Metaphors aside, one group has fed the other, in my view. I think it all stemmed from a perfect storm back in the early days of the internet, just when society had finally shed the social fabric in favour of neoliberal values; during the rise of YouTube (pre-censorship, roughly 2007–2015); and a surge in depression among younger demographics due to social media.
I see my old self in many of the lead figures in both movements. Had I followed through on that plan, I’d have been called an influencer. But isn’t portraying yourself as a saviour the move of a charlatan? And isn’t trafficking in polarising views the antithesis of genuine help, given that we must all live in harmony or pay the price? Isn’t that a fake guru?
Modern feminist and Manosphere influencers operate like cult leaders but get away with it because we dress them up as ordinary people who are just mouthpieces for what everyone is thinking. But they really only represent the worst aspects of those opinions — they are mechanics tinkering with the machine, trying to fix it. Yet, when you open your eyes, you realise the machine pays out more whenever it breaks down.
That old saying: there’s no profit in peace.

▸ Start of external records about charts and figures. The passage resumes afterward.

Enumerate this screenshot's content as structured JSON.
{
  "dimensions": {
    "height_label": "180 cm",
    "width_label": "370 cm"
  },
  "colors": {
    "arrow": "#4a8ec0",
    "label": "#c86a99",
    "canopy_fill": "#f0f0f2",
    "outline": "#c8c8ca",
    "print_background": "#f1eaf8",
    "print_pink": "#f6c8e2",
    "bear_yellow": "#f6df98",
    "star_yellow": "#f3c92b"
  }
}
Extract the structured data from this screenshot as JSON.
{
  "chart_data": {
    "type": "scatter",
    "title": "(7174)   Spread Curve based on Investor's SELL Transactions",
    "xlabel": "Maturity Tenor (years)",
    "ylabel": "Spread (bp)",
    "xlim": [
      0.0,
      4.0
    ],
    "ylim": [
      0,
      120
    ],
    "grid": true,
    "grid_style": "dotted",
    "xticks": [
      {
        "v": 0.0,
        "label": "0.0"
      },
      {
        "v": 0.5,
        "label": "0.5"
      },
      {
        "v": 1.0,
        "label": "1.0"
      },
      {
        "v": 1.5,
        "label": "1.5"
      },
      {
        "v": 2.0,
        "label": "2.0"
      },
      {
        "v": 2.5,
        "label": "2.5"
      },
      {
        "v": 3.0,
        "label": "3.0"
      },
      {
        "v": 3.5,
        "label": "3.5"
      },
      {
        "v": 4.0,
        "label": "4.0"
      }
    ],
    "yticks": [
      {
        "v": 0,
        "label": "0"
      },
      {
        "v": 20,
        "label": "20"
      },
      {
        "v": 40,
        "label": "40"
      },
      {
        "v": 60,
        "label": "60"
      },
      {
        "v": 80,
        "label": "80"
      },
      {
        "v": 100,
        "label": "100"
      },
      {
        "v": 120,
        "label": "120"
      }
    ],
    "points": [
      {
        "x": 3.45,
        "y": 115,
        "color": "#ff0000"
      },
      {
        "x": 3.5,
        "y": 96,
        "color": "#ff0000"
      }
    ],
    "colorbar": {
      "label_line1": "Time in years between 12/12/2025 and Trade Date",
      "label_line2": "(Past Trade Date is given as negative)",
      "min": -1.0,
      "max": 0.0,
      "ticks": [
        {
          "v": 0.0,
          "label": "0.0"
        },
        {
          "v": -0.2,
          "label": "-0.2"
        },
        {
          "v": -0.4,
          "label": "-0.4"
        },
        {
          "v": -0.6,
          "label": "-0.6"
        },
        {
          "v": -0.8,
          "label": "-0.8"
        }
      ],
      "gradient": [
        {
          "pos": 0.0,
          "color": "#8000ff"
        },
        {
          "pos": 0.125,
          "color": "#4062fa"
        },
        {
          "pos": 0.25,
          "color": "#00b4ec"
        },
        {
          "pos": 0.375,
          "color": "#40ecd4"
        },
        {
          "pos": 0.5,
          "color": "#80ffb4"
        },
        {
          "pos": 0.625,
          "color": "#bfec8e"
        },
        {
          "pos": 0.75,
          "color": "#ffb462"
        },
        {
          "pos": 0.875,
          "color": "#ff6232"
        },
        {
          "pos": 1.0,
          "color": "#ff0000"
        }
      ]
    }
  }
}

The Femosphere grew out of feminism. The Manosphere is a reaction to this shift. Its adherents find it threatening, as if women are encroaching on their territory. Feminism pushed back. Hard. It demonised the whole male realm through social media, amplifying young women’s empathy and emotional sensitivity to do it.
But it contradicts the self-image of strength and independence to selectively protest men’s insensitivity to border disputes — citing children dying — while other wars and genocides go unremarked by that same demographic. The contradiction is evidence of influence at work.
Influencer is a soft word. It deflects from its predatory nature. It’s a “gonna start a revolution from my bed” kind of plan, but with a narcissist at the helm. If these movements genuinely cared about the young people they influence, they’d build more level-headed, far-reaching platforms — ones the opposite sex might also listen to. Instead, they profit from straw-man arguments, with a view to dividing us. And we need to call it what it is.
Offline, I have been part of a quiet movement to expose these charlatans. Someone who wants you to switch off the internet. Pick up any novel written by the opposite sex and discover (or remember) our similarities. Go outside and see with your own eyes. Talk to people. That’s where things change — for everyone. Not just one side while the other loses and narcissistic fake gurus make a killing.